Bild: Keineswegs unterwegs aufgegriffen, sondern sorgfältig inszeniert: Jeff W…
HANNOVER taz | Die Kestnergesellschaft Hannover zeigt derzeit Andreas
Gursky, Jeff Wall und Neo Rauch in einer Gruppenausstellung. Man vermutet
dahinter ein kuratorisches Konzept. Etwa bereits in der Gegenüberstellung
der Strategien zweier, auf den ersten Blick so verschiedener Fotografen wie
Gursky und Wall. Gursky ersinnt in seinen digitalen Farbfotomontagen ja
gnadenlos, aber auch ganz offensichtlich erkennbar, fiktive Bildwelten. Was
er da zeigt, das gibt es so nicht. Das alles will auch gar nicht erst den
Glauben an die Verlässlichkeit der Fotografie als Abbild einer realen Szene
aufkommen lassen.
## Tagelange Inszenierung
Bei Wall hingegen könnte man zumindest bei seinen analogen
Schwarz-Weiß-Fotografien vermuten, dass er eine präzise Aufnahme der
Wirklichkeit liefert, also die dokumentarische Fotografie pflegt. Seine
Fotos sind aber ebenso konstruiert wie die von Gursky. In tagelangen
Inszenierungen arrangiert er seine meist sozial unterprivilegierten
Protagonisten in eher handlungsarmen Situationen. Ein Motorblock wird
getragen, ein Pärchen greift gemeinsam in die Fritten-Tüte, zwei Personen
gehen an einer städtischen Kreuzung vorbei, ein junger Mann steht da, nass
vom Regen. Die lakonischen Bildtitel beschreiben nüchtern, was der
Betrachter sieht: „Young man wet with rain“ beispielsweise.
Walls Fotografien wirken wie Genre-Malerei des 17. Jahrhunderts, aber
modern in Sujets und Technik, und äußerst schonungslos. Ein Augenblick
menschlicher Verfasstheit wird eingefroren. Wäre das die Verbindung zu Neo
Rauch? Aber der ist nicht mit seiner großen figurativen Malerei im
hannoverschen Reigen vertreten, sondern mit 35 kleinformatigen Zeichnungen
und zwei wuchtigen Plastiken.
## Freundliche Absagen
Veit Görner, Direktor des Kunstvereins, sagt es ohne Umschweife: Die
Konstellation ist Zufall. Als er vor elf Jahren die Leitung der
Kestnergesellschaft übernahm, war eine seiner ersten Amtshandlungen, bei
Gursky & Co. nach Einzelausstellungen anzufragen. Görner hatte bereits
1998, an seiner vorherigen Wirkungsstätte im Kunstmuseum Wolfsburg, Andreas
Gurskys junges Werk gezeigt, ihn auch privat gesammelt. Er erhielt
freundliche Absagen, es ginge zeitlich gerade nicht, erklärte Gursky.

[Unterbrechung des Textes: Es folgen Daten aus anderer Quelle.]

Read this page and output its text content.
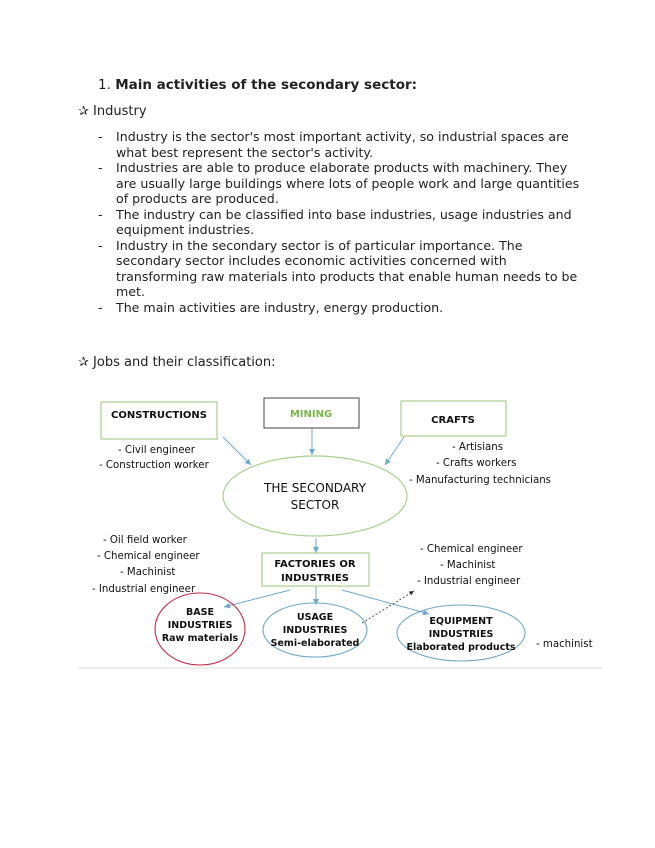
1. Main activities of the secondary sector:
✰ Industry
- Industry is the sector's most important activity, so industrial spaces are what best represent the sector's activity.
- Industries are able to produce elaborate products with machinery. They are usually large buildings where lots of people work and large quantities of products are produced.
- The industry can be classified into base industries, usage industries and equipment industries.
- Industry in the secondary sector is of particular importance. The secondary sector includes economic activities concerned with transforming raw materials into products that enable human needs to be met.
- The main activities are industry, energy production.
✰ Jobs and their classification:
CONSTRUCTIONS	MINING
CRAFTS
- Civil engineer
- Construction worker
- Artisians
- Crafts workers
- Manufacturing technicians
THE SECONDARY
SECTOR
FACTORIES OR
INDUSTRIES
- Oil field worker
- Chemical engineer
- Machinist
- Industrial engineer
- Chemical engineer
- Machinist
- Industrial engineer
BASE
INDUSTRIES
Raw materials
USAGE
INDUSTRIES
Semi-elaborated
EQUIPMENT
INDUSTRIES
Elaborated products - machinist
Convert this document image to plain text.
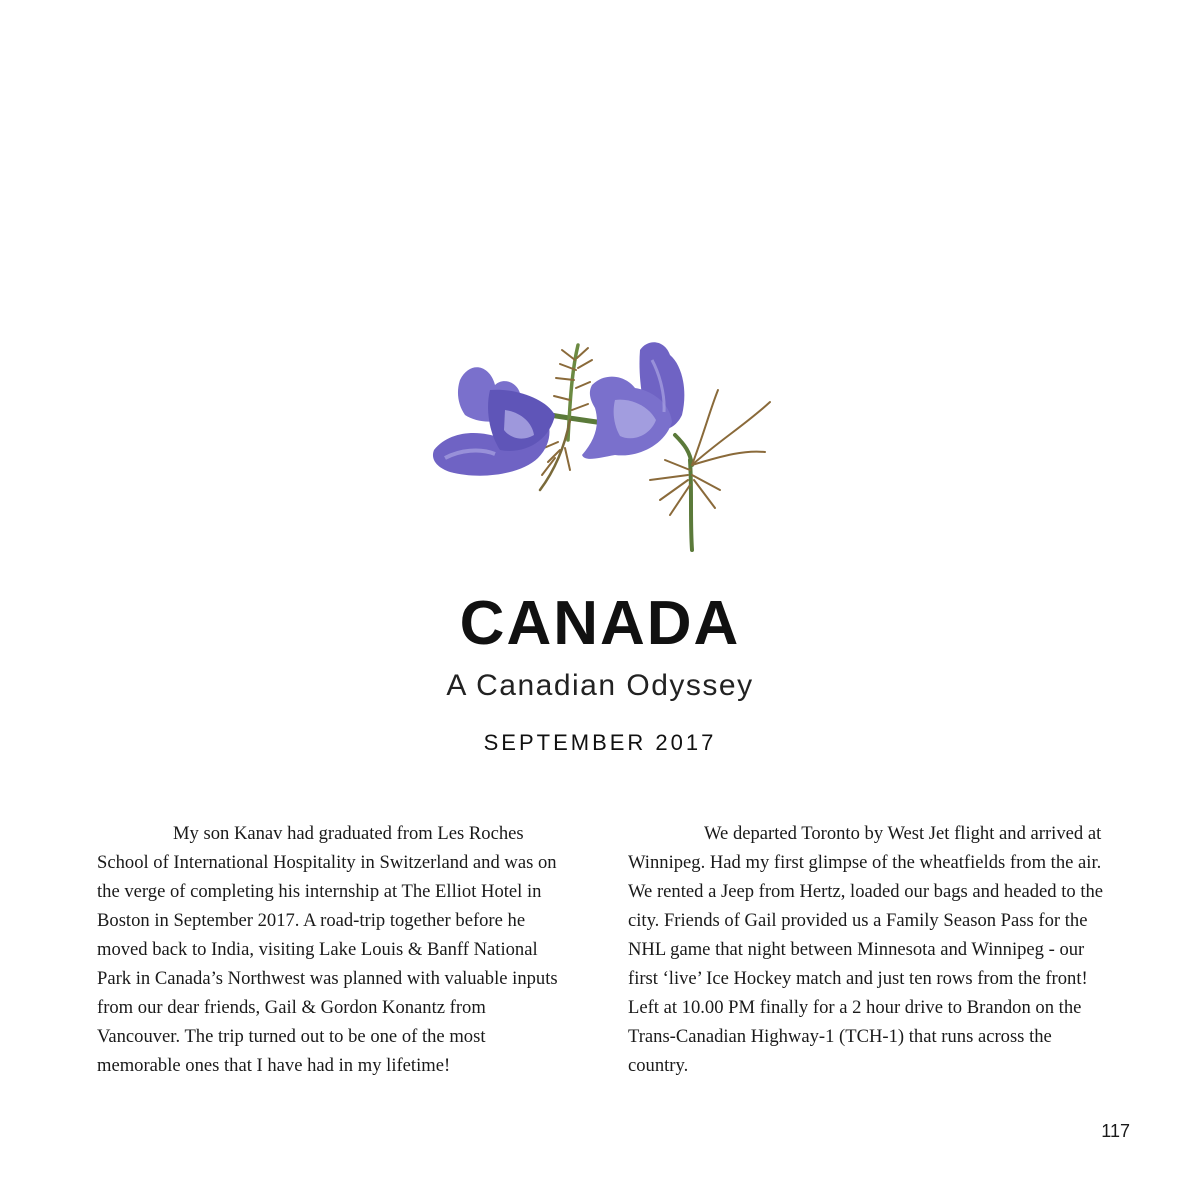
CANADA
A Canadian Odyssey
SEPTEMBER 2017

My son Kanav had graduated from Les Roches School of International Hospitality in Switzerland and was on the verge of completing his internship at The Elliot Hotel in Boston in September 2017. A road-trip together before he moved back to India, visiting Lake Louis & Banff National Park in Canada’s Northwest was planned with valuable inputs from our dear friends, Gail & Gordon Konantz from Vancouver. The trip turned out to be one of the most memorable ones that I have had in my lifetime!

We departed Toronto by West Jet flight and arrived at Winnipeg. Had my first glimpse of the wheatfields from the air. We rented a Jeep from Hertz, loaded our bags and headed to the city. Friends of Gail provided us a Family Season Pass for the NHL game that night between Minnesota and Winnipeg - our first ‘live’ Ice Hockey match and just ten rows from the front! Left at 10.00 PM finally for a 2 hour drive to Brandon on the Trans-Canadian Highway-1 (TCH-1) that runs across the country.

117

Jetzt, kurz vor Görners Abschied, hatte er dann doch ein Einsehen. Und
brachte eine neue Folge seiner „Lehmbruck“-Serie mit. Dort montiert Gursky
fiktive Kunstsammlungen in den Innenhof der feinen Duisburger
Museumsarchitektur. Wer will, könnte auch hier wieder kunsthistorische
Bezüge ausmachen, etwa zu Antwerpener Galeriebildern des Barock. Auch
damals waren üppige, zumeist fingierte Hängungen das Ideal.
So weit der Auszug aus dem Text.